Модернизм попер из всех щелей. Власть испугалась. Но вот в 1964 году появляется статья советского философа и литературоведа Михаила Лифшица «Почему я не модернист?» Она была опубликована в 1964 году в пражском журнале Estetika, на чешском языке. На русском языке она появляется спустя два года в «Литературной газете» от 8 октября 1966 года. В развернутом виде свою критику литературного и художественного модернизма, начавшего расцветать с середины 1950-х годов, Лифшиц (с соавтором) излагает в книге «Кризис безобразия», которая увидела свет в 1968 году.
В статье «Почему я не модернист?» Лифшиц пишет:
«Модернизм связан с самыми мрачными психологическими фактами нашего времени. К ним относятся – культ силы, радость уничтожения, любовь к жестокости, жажда бездумной жизни, слепого повиновения»[107]
. Перечислив этот список смертных грехов XX столетия, Лифшиц называет искренние и невинные искания модернистов евангелием нового варварства, величайшей изменой служителей духовного ведомства, мандаринов культуры. Культ силы и вкус к разрушению, присущие модернизму, он рассматривает как концентрацию той атмосферы, которая господствовала в Европе накануне гитлеровской вальпургиевой ночи. Он анализирует модернизм как новую религию, где художник может лечить возложением рук, как новую мифологию, меньше всего похожую на ту, в недрах которой родилось искусство. Ту мифологию, из которой органически рождается культ личности и поклонение фюреру. Доводя свои формулировки до предельной остроты, Лифшиц пишет: «Короче, это искусство толпы, управляемой посредством внушения, способной бежать за колесницей цезаря. Перед лицом такой программы я голосую за самый посредственный, самый эпигонский академизм, ибо это – меньшее зло»[108].А вот выдержки из книги «Кризис безобразия»:
«Скажем только, что основная внутренняя цель такого искусства
Основатель сюрреализма Андре Бретон жаловался однажды на то, что демон реального воображения силен. Прежде достаточно было представить на полотне несколько геометрических фигур, чтобы исключить всякие ассоциации. Теперь этого уже мало. Сознание настолько изощрилось в своей самозащите, что даже абстрактные формы напоминают ему что-то реальное. Значит, нужна еще большая отрешенность. И вот является антиискусство – поп-арт, главным образом состоящее в демонстрации реальных вещей, обведенных невидимой рамкой. В известном смысле это – конец долгой эволюции от реального изображения к реальности голого факта. Тут, кажется, цель достигнута – духовная жизнь умерла, червь сознания раздавлен […].
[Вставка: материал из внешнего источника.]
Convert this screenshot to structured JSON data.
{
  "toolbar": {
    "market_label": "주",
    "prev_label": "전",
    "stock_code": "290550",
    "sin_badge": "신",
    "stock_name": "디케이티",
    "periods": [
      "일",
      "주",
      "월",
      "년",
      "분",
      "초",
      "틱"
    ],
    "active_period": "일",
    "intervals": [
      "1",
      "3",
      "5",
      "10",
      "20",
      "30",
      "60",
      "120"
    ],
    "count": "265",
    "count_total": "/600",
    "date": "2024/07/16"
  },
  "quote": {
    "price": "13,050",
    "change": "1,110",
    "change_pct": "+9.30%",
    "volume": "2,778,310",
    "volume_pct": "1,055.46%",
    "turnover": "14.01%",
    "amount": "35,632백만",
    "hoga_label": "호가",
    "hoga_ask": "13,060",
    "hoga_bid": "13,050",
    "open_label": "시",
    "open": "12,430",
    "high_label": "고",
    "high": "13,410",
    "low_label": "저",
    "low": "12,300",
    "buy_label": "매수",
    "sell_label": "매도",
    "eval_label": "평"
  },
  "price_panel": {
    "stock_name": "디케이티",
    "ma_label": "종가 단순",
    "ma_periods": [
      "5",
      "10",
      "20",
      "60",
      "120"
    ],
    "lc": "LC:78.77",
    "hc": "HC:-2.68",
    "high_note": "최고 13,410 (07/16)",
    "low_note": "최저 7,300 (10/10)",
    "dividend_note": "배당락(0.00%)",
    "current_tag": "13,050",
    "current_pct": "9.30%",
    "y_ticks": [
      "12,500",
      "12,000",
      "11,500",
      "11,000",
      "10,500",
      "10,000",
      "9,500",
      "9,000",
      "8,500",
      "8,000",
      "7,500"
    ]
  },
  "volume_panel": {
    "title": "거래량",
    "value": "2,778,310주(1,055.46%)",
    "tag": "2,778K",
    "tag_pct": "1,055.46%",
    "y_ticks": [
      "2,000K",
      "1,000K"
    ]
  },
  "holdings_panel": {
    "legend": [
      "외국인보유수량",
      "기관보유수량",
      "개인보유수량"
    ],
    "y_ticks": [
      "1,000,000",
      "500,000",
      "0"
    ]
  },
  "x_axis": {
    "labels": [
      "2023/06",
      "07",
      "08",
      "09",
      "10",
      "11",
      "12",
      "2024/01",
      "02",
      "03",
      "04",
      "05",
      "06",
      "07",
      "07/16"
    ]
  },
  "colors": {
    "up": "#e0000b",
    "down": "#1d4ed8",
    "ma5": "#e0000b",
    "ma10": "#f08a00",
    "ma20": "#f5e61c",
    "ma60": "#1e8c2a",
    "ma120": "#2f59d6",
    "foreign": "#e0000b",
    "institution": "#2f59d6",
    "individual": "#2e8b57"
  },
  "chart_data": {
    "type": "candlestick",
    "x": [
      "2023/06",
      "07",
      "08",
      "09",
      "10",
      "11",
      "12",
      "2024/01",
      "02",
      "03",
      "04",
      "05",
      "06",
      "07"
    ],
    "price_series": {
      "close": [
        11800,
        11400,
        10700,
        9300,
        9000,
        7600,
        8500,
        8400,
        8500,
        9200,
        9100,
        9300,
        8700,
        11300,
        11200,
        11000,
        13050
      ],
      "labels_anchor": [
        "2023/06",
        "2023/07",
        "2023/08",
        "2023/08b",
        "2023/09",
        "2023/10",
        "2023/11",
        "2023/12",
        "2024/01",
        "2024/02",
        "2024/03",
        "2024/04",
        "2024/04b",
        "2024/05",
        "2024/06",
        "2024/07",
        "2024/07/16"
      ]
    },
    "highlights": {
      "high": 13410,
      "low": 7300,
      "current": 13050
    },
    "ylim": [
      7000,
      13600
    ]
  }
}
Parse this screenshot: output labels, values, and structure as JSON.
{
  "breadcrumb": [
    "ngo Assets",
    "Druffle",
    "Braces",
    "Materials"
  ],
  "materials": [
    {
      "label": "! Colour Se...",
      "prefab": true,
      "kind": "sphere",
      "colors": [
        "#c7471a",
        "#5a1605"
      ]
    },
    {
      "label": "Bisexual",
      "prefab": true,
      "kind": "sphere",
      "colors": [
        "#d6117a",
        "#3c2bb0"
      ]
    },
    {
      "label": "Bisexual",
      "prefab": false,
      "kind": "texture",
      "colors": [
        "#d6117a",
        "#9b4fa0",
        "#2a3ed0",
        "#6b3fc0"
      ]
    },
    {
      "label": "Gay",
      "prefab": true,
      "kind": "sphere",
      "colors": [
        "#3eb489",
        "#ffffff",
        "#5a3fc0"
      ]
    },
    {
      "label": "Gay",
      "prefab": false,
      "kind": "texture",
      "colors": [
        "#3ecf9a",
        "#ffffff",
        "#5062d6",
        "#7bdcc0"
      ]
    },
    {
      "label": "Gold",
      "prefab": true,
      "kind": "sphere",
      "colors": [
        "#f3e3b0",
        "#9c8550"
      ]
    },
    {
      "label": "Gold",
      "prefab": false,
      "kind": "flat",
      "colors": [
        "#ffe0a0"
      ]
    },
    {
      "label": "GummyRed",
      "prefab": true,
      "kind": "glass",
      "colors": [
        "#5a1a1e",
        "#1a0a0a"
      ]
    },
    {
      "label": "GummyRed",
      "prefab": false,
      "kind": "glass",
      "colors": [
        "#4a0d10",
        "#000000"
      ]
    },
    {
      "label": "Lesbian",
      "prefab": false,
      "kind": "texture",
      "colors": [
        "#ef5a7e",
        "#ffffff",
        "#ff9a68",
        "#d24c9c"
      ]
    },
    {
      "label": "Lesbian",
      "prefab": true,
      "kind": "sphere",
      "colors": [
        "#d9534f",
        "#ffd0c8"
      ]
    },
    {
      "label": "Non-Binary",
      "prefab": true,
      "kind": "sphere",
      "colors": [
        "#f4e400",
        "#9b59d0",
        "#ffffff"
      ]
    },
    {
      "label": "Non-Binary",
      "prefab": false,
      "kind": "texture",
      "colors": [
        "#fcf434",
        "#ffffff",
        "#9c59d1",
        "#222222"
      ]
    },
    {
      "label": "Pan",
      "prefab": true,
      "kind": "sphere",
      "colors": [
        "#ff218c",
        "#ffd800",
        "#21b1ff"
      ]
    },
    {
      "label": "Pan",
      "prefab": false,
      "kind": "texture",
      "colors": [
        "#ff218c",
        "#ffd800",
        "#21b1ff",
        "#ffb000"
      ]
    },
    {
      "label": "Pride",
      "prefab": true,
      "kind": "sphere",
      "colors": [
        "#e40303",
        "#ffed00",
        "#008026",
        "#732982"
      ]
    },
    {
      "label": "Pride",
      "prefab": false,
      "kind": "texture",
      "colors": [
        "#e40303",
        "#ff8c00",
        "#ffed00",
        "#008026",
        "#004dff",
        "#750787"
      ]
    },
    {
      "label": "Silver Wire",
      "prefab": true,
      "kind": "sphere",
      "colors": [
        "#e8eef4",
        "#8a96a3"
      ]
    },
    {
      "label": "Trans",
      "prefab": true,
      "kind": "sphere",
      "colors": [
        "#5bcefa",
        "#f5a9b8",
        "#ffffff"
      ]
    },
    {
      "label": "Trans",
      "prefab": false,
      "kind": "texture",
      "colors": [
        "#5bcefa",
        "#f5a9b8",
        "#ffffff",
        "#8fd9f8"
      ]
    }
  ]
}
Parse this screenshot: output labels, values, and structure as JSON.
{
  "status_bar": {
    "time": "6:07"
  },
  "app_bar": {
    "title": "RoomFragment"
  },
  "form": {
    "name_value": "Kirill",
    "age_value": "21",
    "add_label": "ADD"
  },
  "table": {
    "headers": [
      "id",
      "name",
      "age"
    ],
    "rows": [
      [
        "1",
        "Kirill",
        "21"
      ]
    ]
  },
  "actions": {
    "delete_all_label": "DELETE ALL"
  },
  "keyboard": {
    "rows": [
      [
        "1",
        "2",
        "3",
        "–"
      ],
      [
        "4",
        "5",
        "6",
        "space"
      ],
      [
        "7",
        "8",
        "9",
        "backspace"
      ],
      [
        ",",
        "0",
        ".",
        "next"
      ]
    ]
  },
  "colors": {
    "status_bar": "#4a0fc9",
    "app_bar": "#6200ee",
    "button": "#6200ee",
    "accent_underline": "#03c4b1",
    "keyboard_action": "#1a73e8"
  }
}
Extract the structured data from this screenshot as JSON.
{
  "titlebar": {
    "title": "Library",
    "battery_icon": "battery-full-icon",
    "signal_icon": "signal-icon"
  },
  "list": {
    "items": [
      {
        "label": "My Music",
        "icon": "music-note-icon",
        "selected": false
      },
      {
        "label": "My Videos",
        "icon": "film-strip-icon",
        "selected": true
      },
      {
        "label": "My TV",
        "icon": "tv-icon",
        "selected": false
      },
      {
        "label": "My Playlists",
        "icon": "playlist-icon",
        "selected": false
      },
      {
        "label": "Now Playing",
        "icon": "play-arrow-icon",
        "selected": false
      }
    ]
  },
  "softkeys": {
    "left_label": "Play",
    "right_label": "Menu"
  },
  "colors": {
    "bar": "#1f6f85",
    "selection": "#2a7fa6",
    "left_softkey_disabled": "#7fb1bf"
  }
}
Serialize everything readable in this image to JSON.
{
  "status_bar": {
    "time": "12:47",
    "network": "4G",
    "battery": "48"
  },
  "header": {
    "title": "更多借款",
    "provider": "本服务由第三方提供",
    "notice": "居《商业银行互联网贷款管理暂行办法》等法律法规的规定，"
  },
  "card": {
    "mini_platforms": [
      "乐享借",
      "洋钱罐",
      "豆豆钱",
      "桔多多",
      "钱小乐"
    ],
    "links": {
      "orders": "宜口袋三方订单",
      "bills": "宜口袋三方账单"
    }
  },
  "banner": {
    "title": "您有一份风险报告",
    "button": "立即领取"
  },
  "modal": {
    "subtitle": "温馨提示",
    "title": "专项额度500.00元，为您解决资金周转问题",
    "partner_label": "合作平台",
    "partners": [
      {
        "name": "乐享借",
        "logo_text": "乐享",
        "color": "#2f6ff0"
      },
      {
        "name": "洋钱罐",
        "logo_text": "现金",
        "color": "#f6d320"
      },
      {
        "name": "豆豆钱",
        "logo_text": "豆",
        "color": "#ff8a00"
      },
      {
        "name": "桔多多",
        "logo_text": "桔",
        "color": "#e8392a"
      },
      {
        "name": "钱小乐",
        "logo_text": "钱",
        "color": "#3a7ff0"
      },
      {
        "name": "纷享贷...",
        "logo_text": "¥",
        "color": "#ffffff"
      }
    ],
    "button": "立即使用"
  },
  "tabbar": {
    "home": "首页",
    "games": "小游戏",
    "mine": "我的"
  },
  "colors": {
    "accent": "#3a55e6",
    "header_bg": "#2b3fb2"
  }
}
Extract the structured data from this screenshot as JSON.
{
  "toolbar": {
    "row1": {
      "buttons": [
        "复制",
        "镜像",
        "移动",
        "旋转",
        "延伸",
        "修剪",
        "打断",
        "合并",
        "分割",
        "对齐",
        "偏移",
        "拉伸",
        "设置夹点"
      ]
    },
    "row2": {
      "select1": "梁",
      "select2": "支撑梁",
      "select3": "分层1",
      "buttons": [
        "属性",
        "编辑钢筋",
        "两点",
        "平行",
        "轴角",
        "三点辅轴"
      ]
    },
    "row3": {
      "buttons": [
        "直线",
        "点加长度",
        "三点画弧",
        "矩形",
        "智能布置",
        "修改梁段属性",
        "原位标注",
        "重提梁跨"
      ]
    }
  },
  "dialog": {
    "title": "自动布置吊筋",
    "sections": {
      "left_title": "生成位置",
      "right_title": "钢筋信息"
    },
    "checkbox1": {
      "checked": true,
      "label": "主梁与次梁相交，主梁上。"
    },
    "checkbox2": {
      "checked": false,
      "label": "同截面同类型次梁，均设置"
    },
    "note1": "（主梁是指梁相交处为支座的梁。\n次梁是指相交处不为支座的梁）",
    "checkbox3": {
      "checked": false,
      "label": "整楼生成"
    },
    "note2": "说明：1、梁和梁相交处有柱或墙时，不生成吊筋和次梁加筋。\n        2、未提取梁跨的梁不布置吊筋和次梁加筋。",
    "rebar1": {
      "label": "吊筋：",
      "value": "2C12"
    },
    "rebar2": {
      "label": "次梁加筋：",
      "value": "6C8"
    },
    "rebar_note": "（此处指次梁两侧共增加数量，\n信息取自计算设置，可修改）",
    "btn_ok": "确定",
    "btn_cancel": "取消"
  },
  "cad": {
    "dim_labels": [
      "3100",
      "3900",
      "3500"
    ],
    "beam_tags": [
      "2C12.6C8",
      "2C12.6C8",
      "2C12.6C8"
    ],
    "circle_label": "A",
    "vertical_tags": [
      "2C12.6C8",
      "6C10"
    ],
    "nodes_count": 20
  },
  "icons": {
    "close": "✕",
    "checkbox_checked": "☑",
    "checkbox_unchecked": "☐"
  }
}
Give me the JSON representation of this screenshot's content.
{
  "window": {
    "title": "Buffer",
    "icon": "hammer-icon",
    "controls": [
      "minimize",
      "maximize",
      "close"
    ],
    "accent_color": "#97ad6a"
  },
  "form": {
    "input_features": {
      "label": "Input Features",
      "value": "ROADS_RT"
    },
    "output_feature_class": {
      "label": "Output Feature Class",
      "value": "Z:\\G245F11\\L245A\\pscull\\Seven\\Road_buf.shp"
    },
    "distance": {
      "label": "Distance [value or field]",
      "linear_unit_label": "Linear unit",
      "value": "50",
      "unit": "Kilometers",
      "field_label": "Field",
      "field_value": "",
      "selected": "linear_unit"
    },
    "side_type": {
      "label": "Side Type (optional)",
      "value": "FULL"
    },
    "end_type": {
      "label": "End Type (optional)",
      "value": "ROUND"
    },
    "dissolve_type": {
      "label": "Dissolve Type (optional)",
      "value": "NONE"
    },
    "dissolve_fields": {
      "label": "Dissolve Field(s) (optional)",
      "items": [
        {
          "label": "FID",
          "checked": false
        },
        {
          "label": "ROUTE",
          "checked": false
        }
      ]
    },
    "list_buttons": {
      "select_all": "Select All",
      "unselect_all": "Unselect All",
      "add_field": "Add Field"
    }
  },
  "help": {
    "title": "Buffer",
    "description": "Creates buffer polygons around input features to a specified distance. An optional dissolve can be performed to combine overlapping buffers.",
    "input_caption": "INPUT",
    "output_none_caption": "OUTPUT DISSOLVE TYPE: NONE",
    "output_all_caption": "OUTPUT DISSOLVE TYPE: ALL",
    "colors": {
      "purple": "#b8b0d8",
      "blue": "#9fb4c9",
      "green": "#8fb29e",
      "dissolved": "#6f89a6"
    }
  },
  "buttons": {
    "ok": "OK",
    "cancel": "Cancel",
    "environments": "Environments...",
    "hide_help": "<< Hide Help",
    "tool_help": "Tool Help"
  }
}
Модернисты никогда не были против подобных методов
В старом искусстве было важно любовное, добросовестное изображение реального мира. Личность художника более или менее отступала на задний план перед его созданием и тем возвышалась над собственным уровнем. В новейшем искусстве дело обстоит как раз наоборот – то, что делает художник, всё более сводится к чистому знаку, знамению его личности. “Всё, что я нахаркаю, всё это будет искусство, – сказал известный немецкий дадаист Курт Швиттерс, – ибо я художник”. Одним словом, то, что сделано, вовсе не важно. Важен жест художника, его поза, его репутация, его подпись, его жреческий танец перед объективом кинематографа, его чудесные деяния, разглашаемые на весь мир».
В 1958 году из-под пера Михаила Лифшица выходит статья «Либерализм и демократия»[109]
. Процитирую два места:«Идейный разврат в тысячу раз менее простителен, чем физический. Слово тоже есть дело […].